"We want Westerling! Tell Westerling to come out!" rose the impatient shouts behind the two figures in the doorway.

"You are sure that he has one?" whispered Turcas to Westerling's aide.

"Yes," was the choking answer—"yes. It is better than that"—with a glance toward the mob. "I left my own on the table."

"We can't save him! We shall have to let them—"

Turcas's voice was drowned by a great roar of cries, with no word except "Westerling" distinguishable, that pierced every crack of the house. A wave of movement starting from the rear drove the veteran and the market woman and a dozen others through the doorway toward the stairs. Then the sound of a shot was heard overhead.

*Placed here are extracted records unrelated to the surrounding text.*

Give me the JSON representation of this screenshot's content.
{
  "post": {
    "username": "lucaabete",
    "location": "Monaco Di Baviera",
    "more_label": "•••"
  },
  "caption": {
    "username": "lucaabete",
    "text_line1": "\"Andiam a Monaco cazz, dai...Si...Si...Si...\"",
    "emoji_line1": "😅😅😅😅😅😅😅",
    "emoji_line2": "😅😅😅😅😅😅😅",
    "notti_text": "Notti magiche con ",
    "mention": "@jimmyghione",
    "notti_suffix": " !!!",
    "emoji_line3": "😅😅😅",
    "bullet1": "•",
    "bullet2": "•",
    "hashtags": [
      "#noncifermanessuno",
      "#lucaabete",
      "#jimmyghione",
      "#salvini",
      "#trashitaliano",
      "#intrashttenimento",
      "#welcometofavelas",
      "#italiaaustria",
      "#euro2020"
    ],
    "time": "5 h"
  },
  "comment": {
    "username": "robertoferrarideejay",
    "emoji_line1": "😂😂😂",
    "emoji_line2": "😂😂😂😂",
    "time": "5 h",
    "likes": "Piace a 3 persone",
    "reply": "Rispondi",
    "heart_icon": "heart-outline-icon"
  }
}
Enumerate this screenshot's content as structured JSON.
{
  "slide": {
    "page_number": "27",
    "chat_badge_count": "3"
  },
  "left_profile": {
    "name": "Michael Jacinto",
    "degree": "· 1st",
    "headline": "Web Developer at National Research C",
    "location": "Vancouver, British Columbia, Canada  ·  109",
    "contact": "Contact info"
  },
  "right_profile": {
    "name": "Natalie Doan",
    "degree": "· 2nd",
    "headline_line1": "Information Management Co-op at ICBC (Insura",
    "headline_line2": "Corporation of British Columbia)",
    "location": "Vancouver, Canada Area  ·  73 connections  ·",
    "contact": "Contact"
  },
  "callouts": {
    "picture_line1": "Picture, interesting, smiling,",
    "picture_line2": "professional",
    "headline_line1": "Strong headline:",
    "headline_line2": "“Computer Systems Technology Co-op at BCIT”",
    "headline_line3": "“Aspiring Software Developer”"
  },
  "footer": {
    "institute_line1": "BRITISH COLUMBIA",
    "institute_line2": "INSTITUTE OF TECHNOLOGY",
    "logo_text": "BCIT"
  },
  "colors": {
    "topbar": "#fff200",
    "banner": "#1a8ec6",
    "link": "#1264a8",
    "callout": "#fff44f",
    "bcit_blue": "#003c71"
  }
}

"The man you seek is dead!" said Turcas, stepping in front of the crowd, his features unrelenting in authority. "Now, go back to your work and leave us to ours."

"I understand, sir," said the veteran. "We've no argument with you."

"Yes!" agreed the market woman. "But if you ever leave this range alive we shall have one. So, you stay!"

Looking at the bronze cross on the veteran's faded coat, the staff saluted; for the cross, though it were hung on rag's, wherever it went was entitled by custom to the salute of officers and "present arms" by sentries.

As news of the shot travelled among the people the cries dropped into long-drawn breaths of thirst satiated. Their mission was fulfilled. The tramp of their feet as they dispersed homeward mingled with the urging of officers to weary men and the rumbling of wagons and guns and the sound of pick and spade on the range, where torches flickered over the heads of the working parties. But no other shot after the one heard from Westerling's room was fired. The Grays were at grip with the fact of disaster. An angry, wounded animal that had failed of its kill was facing around at the mouth of its lair for its own life.